Romeo Castellucci: Driving Theater Arts With Imagery
Trained as a visual artist, Romeo Castellucci's work on stage draws on the rich legacy of Italian painting in creating images for the audience. But he doesn't stop, always reaching to challenge perceptions -- of what's appropriate, of what's traditional, of what's being perceived from moment to moment.
The performance follows a girl's journey through birth and adolescence to womanhood. Inspired by a moment where he saw a random group of young women waiting for a bus, Castellucci began conceptualizing a way to incorporate their imagined experience into his work.

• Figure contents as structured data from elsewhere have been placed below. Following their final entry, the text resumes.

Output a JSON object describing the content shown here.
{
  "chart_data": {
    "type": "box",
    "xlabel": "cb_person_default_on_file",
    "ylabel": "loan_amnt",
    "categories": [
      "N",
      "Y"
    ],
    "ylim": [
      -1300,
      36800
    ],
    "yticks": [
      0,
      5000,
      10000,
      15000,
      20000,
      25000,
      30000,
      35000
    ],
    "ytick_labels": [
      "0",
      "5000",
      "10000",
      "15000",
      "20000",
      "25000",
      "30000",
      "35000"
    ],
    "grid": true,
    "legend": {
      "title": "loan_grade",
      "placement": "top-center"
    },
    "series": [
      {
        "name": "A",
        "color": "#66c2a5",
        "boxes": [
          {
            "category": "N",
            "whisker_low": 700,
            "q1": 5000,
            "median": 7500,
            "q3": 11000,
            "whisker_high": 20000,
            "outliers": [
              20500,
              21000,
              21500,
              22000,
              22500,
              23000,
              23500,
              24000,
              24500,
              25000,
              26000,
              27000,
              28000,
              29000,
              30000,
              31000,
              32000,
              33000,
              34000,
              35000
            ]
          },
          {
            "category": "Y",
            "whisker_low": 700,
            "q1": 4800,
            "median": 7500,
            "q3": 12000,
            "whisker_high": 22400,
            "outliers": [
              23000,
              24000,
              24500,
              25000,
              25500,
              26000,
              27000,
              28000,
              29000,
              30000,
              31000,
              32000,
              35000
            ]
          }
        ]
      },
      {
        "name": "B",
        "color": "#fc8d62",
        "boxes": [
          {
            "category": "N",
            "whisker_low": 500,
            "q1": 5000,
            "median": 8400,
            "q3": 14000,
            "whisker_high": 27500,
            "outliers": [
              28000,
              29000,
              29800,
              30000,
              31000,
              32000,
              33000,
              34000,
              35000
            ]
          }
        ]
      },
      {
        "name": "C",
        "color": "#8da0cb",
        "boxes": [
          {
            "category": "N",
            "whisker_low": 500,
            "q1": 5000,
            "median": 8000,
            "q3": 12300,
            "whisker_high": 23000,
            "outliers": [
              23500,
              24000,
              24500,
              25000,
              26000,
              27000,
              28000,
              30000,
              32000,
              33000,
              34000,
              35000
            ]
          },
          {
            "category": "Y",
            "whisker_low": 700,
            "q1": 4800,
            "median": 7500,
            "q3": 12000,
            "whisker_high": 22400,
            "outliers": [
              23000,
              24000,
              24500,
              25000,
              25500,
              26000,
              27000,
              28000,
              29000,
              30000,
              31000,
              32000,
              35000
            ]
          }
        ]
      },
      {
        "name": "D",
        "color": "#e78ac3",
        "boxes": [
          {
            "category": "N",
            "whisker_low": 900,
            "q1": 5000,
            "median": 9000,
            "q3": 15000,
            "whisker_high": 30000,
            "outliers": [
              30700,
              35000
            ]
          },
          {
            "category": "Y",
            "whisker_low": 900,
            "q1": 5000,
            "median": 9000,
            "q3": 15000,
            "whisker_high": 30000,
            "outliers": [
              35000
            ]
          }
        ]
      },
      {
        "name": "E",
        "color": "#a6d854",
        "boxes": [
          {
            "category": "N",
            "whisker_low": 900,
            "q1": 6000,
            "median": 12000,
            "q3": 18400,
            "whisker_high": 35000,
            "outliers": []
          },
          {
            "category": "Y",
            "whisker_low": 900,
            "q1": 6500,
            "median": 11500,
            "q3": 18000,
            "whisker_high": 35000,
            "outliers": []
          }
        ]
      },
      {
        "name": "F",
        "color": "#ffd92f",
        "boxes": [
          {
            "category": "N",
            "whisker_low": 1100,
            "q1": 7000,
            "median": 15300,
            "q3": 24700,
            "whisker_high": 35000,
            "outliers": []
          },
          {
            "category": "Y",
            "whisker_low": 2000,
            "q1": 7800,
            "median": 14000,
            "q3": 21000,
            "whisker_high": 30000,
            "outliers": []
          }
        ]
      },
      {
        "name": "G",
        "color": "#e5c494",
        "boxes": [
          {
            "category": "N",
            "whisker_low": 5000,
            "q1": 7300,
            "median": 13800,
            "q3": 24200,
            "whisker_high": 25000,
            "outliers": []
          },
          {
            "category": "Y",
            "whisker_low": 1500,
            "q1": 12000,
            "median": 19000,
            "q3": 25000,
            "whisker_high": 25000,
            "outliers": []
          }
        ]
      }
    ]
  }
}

"Their silence and the space around them inspired the title. It's such an impersonal way of addressing someone, 'Hey Girl,'" Castellucci says. To the director as a passerby, these women were anonymous. The unnamed woman in the title contrasts with modes of address that invoke someone's name, whether a friend or a symbolic historical figure (such as the Virgin Mary, Joan of Arc and Shakespeare's Juliet, whose images all appear during the show).
Contrary to the artist's customary process, elements were added one at a time. "Usually, I meticulously plan everything out. This time, we began with an idea, went to the stage, and improvised from there," adding more material each time it was rehearsed, he said. "It was like working on a sculpture, the way Hey Girl came together."
And how does he expect audiences to react? Despite the play's startling visuals, Castellucci says to shock is not his instead. Instead, he says he merely wants viewers to permit themselves traffic down all potential emotional avenues. The United States has been more rewarding in this respect.
To Castellucci, performances don't need a unified message or a political program, and in his opinion, recent European theater has been overly programmatic. "In Europe, there is almost a pedagogical expectation in theater. American audiences are more open to experiment, to letting a piece just make them feel," he says.
Much is made of Castellucci's latest effort as a meditation on femininity. It is that, but much more. A musing on the seductive peril of symbols, a rich visual tapestry -- but more than anything, he says, this is meant to be the portrait of a real person.
And the artist is in there, too. Castellucci quotes Flaubert: "'Madame Bovary, c'est moi.' -- and Hey Girl, it's me."